Run-time memory management

Main article: Stack-based memory allocation and stack machine. A number of programming languages are oriented to the stack, which means that most defines basic operations (adding two numbers, printing a character) taking their arguments from the stack, and performing again the return values in the stack . For example, PostScript has a return stack and an operand stack, and also has a lot of graphics state stack and a dictionary.
Forth uses two stacks, one for passing arguments and a subroutine return address. The use of a stack of return is very common, but the use of an unusual argument for a stack is the human readable programming language Forth reason is called a stack-based language.

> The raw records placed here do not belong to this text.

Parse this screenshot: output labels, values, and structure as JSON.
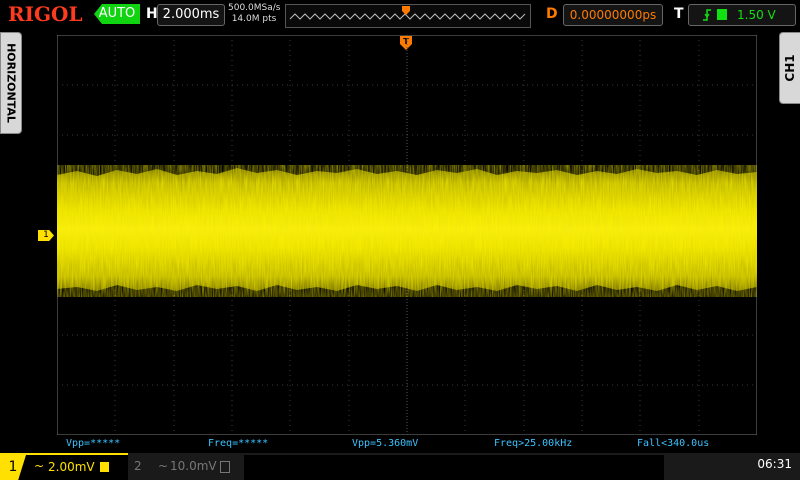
{
  "topbar": {
    "brand": "RIGOL",
    "run_state": "AUTO",
    "horizontal_letter": "H",
    "timebase": "2.000ms",
    "sample_rate": "500.0MSa/s",
    "memory_depth": "14.0M pts",
    "delay_letter": "D",
    "delay_value": "0.00000000ps",
    "trigger_letter": "T",
    "trigger_level": "1.50 V"
  },
  "side": {
    "left_label": "HORIZONTAL",
    "right_label": "CH1"
  },
  "channel_marker": "1",
  "measurements": {
    "vpp_1": "Vpp=*****",
    "freq_1": "Freq=*****",
    "vpp_2": "Vpp=5.360mV",
    "freq_2": "Freq>25.00kHz",
    "fall": "Fall<340.0us"
  },
  "bottom": {
    "ch1_number": "1",
    "ch1_scale": "2.00mV",
    "ch2_number": "2",
    "ch2_scale": "10.0mV",
    "time": "06:31"
  },
  "colors": {
    "brand": "#ff3b1f",
    "ch1": "#ffe000",
    "trigger": "#ff7a00",
    "measurement": "#3cc3ff",
    "run": "#11d411"
  }
}
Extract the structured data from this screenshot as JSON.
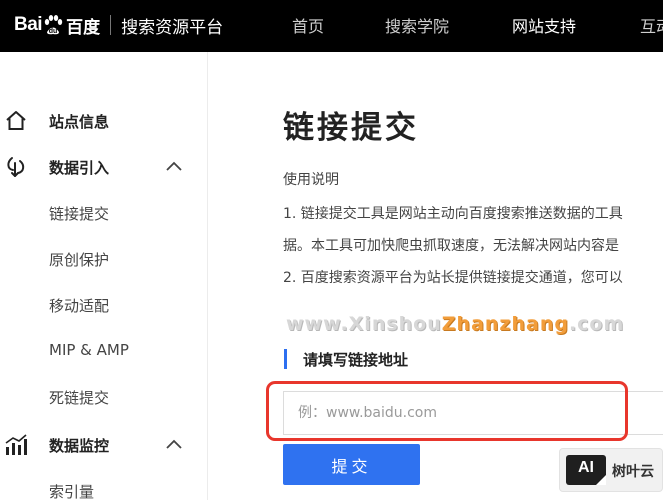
{
  "header": {
    "logo_left": "Bai",
    "logo_right": "du",
    "logo_cn": "百度",
    "platform_name": "搜索资源平台",
    "nav": [
      "首页",
      "搜索学院",
      "网站支持",
      "互动"
    ]
  },
  "sidebar": {
    "site_info": "站点信息",
    "data_import": {
      "label": "数据引入",
      "items": [
        "链接提交",
        "原创保护",
        "移动适配",
        "MIP & AMP",
        "死链提交"
      ]
    },
    "data_monitor": {
      "label": "数据监控",
      "items": [
        "索引量"
      ]
    }
  },
  "main": {
    "title": "链接提交",
    "usage_heading": "使用说明",
    "usage_lines": [
      "1. 链接提交工具是网站主动向百度搜索推送数据的工具",
      "据。本工具可加快爬虫抓取速度，无法解决网站内容是",
      "2. 百度搜索资源平台为站长提供链接提交通道，您可以"
    ],
    "watermark_prefix": "www.Xinshou",
    "watermark_highlight": "Zhanzhang",
    "watermark_suffix": ".com",
    "field_label": "请填写链接地址",
    "url_placeholder": "例：www.baidu.com",
    "submit_label": "提交"
  },
  "badge": {
    "icon_text": "AI",
    "text": "树叶云"
  },
  "colors": {
    "topbar": "#000000",
    "accent_blue": "#2f72f0",
    "highlight_red": "#e8362c",
    "watermark_orange": "#f29d3a"
  }
}
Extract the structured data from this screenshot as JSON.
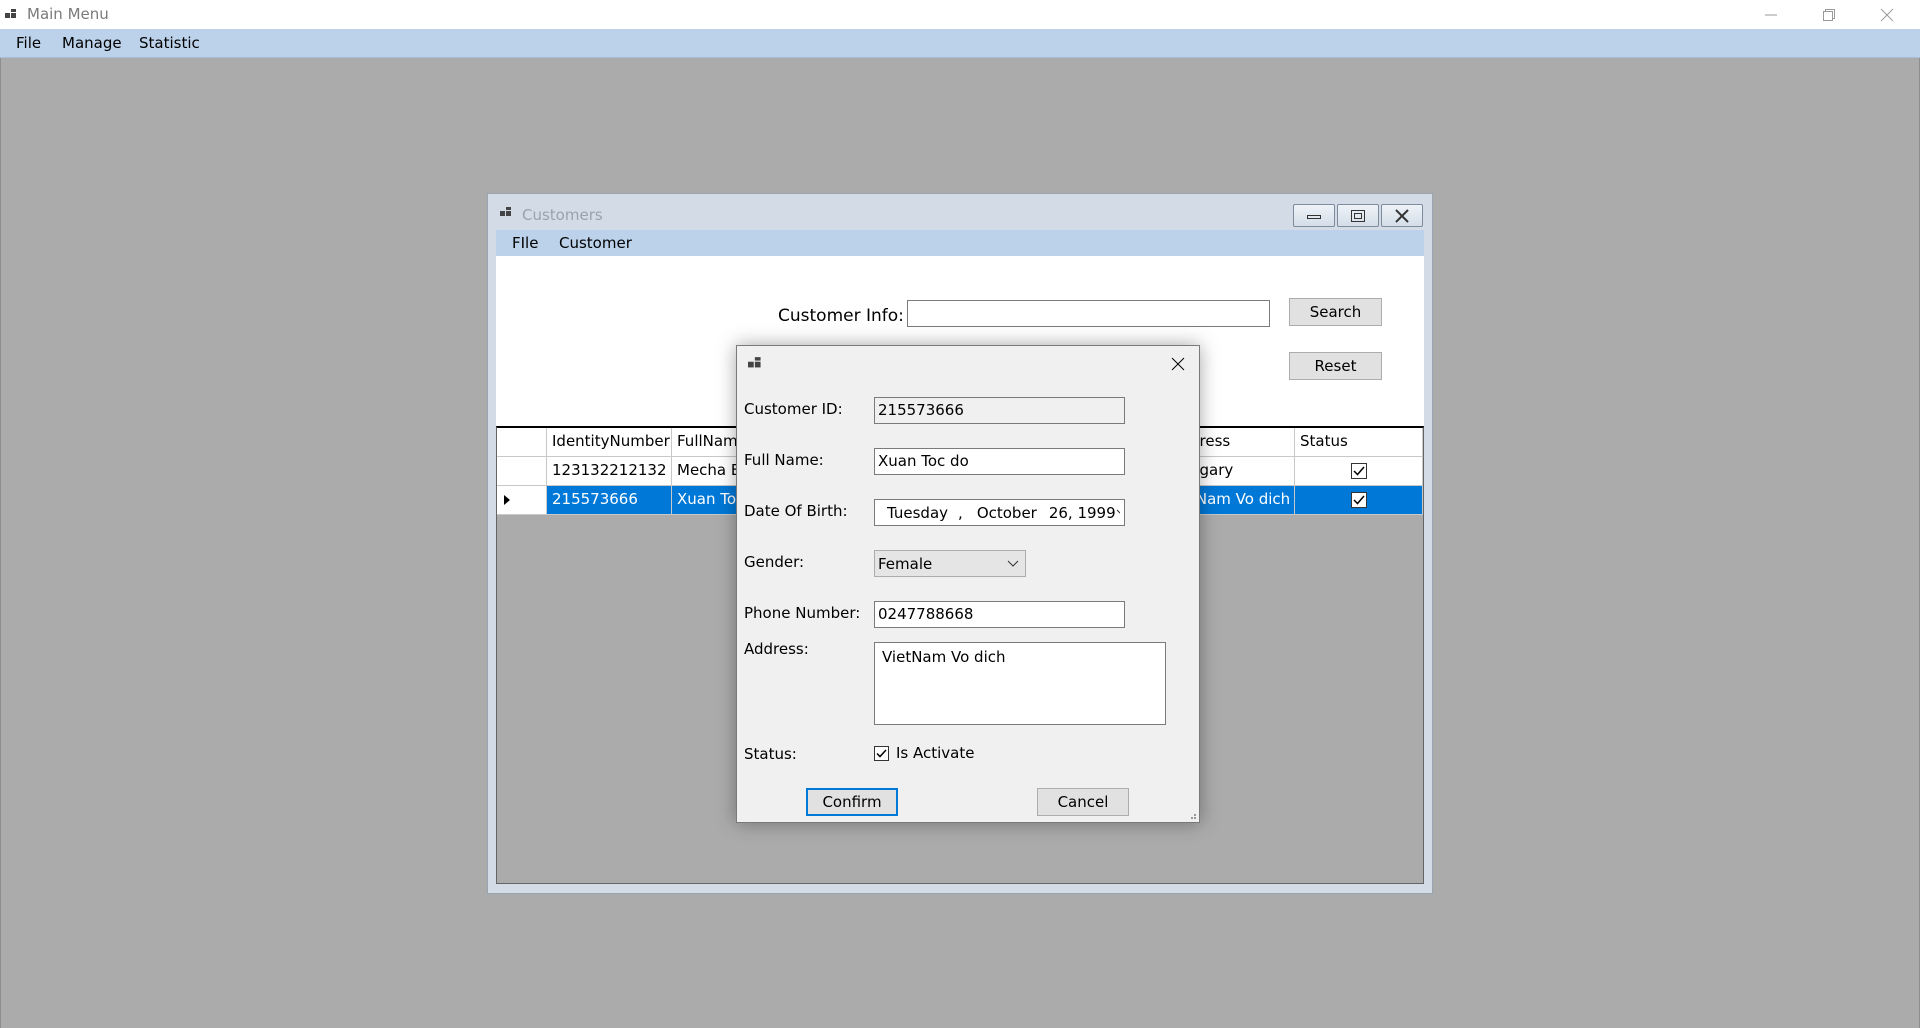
{
  "main": {
    "title": "Main Menu",
    "menu": [
      "File",
      "Manage",
      "Statistic"
    ]
  },
  "customers": {
    "title": "Customers",
    "menu": [
      "FIle",
      "Customer"
    ],
    "info_label": "Customer Info:",
    "search_value": "",
    "search_label": "Search",
    "reset_label": "Reset",
    "grid": {
      "columns": [
        "IdentityNumber",
        "FullNam",
        "dress",
        "Status"
      ],
      "rows": [
        {
          "id": "123132212132",
          "name": "Mecha El",
          "address": "ngary",
          "status": true,
          "selected": false
        },
        {
          "id": "215573666",
          "name": "Xuan Toc",
          "address": "tNam Vo dich",
          "status": true,
          "selected": true
        }
      ]
    }
  },
  "dialog": {
    "labels": {
      "customer_id": "Customer ID:",
      "full_name": "Full Name:",
      "dob": "Date Of Birth:",
      "gender": "Gender:",
      "phone": "Phone Number:",
      "address": "Address:",
      "status": "Status:"
    },
    "values": {
      "customer_id": "215573666",
      "full_name": "Xuan Toc do",
      "dob_day": "Tuesday",
      "dob_sep": ",",
      "dob_month": "October",
      "dob_date": "26, 1999",
      "gender": "Female",
      "phone": "0247788668",
      "address": "VietNam Vo dich"
    },
    "status_checkbox_label": "Is Activate",
    "status_checked": true,
    "confirm_label": "Confirm",
    "cancel_label": "Cancel"
  },
  "colors": {
    "menubar": "#bcd2ea",
    "selection": "#0078d7",
    "mdi_background": "#ababab"
  }
}
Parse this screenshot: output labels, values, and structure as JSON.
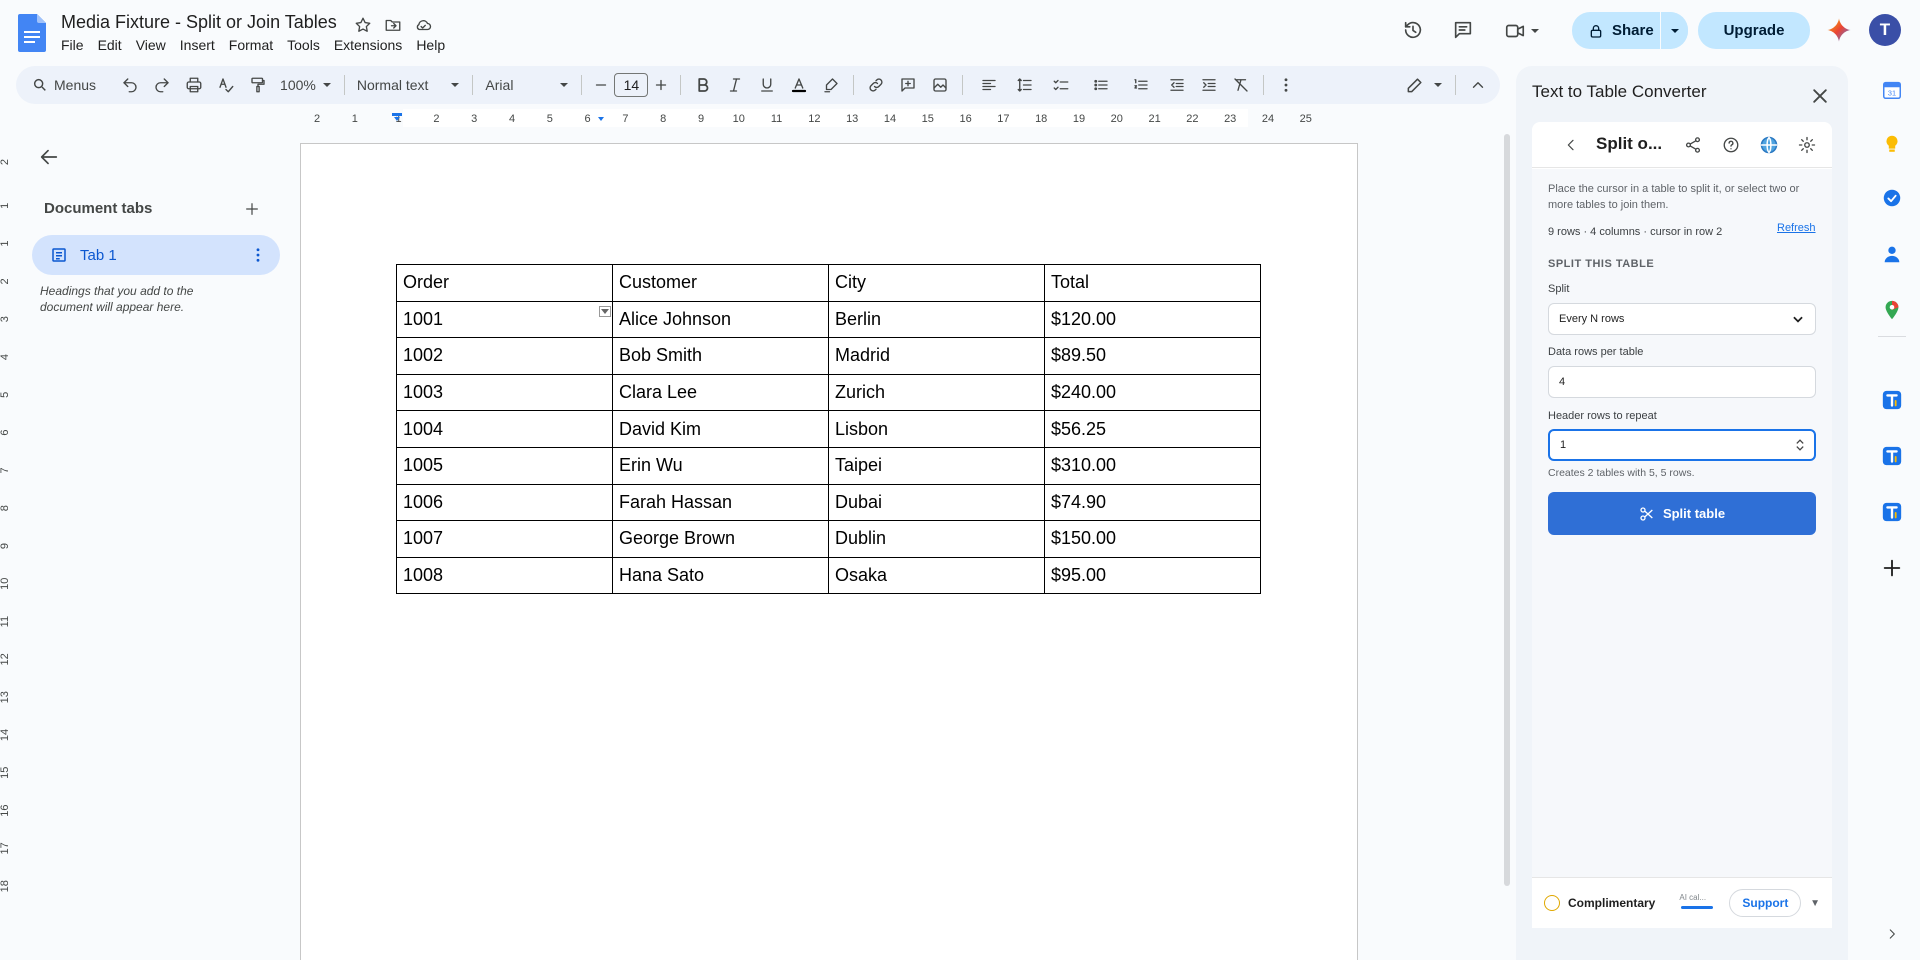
{
  "header": {
    "doc_title": "Media Fixture - Split or Join Tables",
    "menus": [
      "File",
      "Edit",
      "View",
      "Insert",
      "Format",
      "Tools",
      "Extensions",
      "Help"
    ],
    "share_label": "Share",
    "upgrade_label": "Upgrade",
    "avatar_initial": "T"
  },
  "toolbar": {
    "menus_search": "Menus",
    "zoom": "100%",
    "style": "Normal text",
    "font": "Arial",
    "font_size": "14"
  },
  "ruler": {
    "h_labels": [
      "2",
      "1",
      "1",
      "2",
      "3",
      "4",
      "5",
      "6",
      "7",
      "8",
      "9",
      "10",
      "11",
      "12",
      "13",
      "14",
      "15",
      "16",
      "17",
      "18",
      "19",
      "20",
      "21",
      "22",
      "23",
      "24",
      "25"
    ],
    "v_labels": [
      "2",
      "1",
      "1",
      "2",
      "3",
      "4",
      "5",
      "6",
      "7",
      "8",
      "9",
      "10",
      "11",
      "12",
      "13",
      "14",
      "15",
      "16",
      "17",
      "18"
    ]
  },
  "left_pane": {
    "title": "Document tabs",
    "tab_label": "Tab 1",
    "outline_hint": "Headings that you add to the document will appear here."
  },
  "table": {
    "rows": [
      [
        "Order",
        "Customer",
        "City",
        "Total"
      ],
      [
        "1001",
        "Alice Johnson",
        "Berlin",
        "$120.00"
      ],
      [
        "1002",
        "Bob Smith",
        "Madrid",
        "$89.50"
      ],
      [
        "1003",
        "Clara Lee",
        "Zurich",
        "$240.00"
      ],
      [
        "1004",
        "David Kim",
        "Lisbon",
        "$56.25"
      ],
      [
        "1005",
        "Erin Wu",
        "Taipei",
        "$310.00"
      ],
      [
        "1006",
        "Farah Hassan",
        "Dubai",
        "$74.90"
      ],
      [
        "1007",
        "George Brown",
        "Dublin",
        "$150.00"
      ],
      [
        "1008",
        "Hana Sato",
        "Osaka",
        "$95.00"
      ]
    ]
  },
  "side_panel": {
    "title": "Text to Table Converter",
    "section_name": "Split o...",
    "description": "Place the cursor in a table to split it, or select two or more tables to join them.",
    "info": "9 rows · 4 columns · cursor in row 2",
    "refresh": "Refresh",
    "section_heading": "SPLIT THIS TABLE",
    "split_label": "Split",
    "split_value": "Every N rows",
    "data_rows_label": "Data rows per table",
    "data_rows_value": "4",
    "header_rows_label": "Header rows to repeat",
    "header_rows_value": "1",
    "helper": "Creates 2 tables with 5, 5 rows.",
    "split_button": "Split table",
    "plan": "Complimentary",
    "ai_credits": "AI cal...",
    "support": "Support"
  },
  "colors": {
    "accent": "#0b57d0",
    "share_bg": "#c2e7ff",
    "split_button": "#2f6fd6",
    "tab_bg": "#d3e3fd"
  }
}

Many virtual machines are also stack-oriented, including the p-code machine and the Java virtual machine.
Almost all computing environments Runtime memory using a special battery BATTERY for information on the call of a procedure or function and nesting in order to change the context of the call to reset when the call ends. They follow a protocol of runtime between the caller and the call to save the arguments and return value on the stack. Stack is an important way of supporting nested or recursive function calls. This type of battery is used implicitly by the compiler to support CALL and RETURN statements (or equivalent), and is not directly manipulated by the programmer.
Some programming languages use the stack to store data that are local to a procedure. The local data space is allocated to items of the stack when the procedure is introduced, and are deleted when the procedure ends. The C programming language is usually applied in this way. Using the same pile of data and procedure calls has important security implications (see below), of which a programmer must be conscious to avoid the introduction of serious security errors in a program.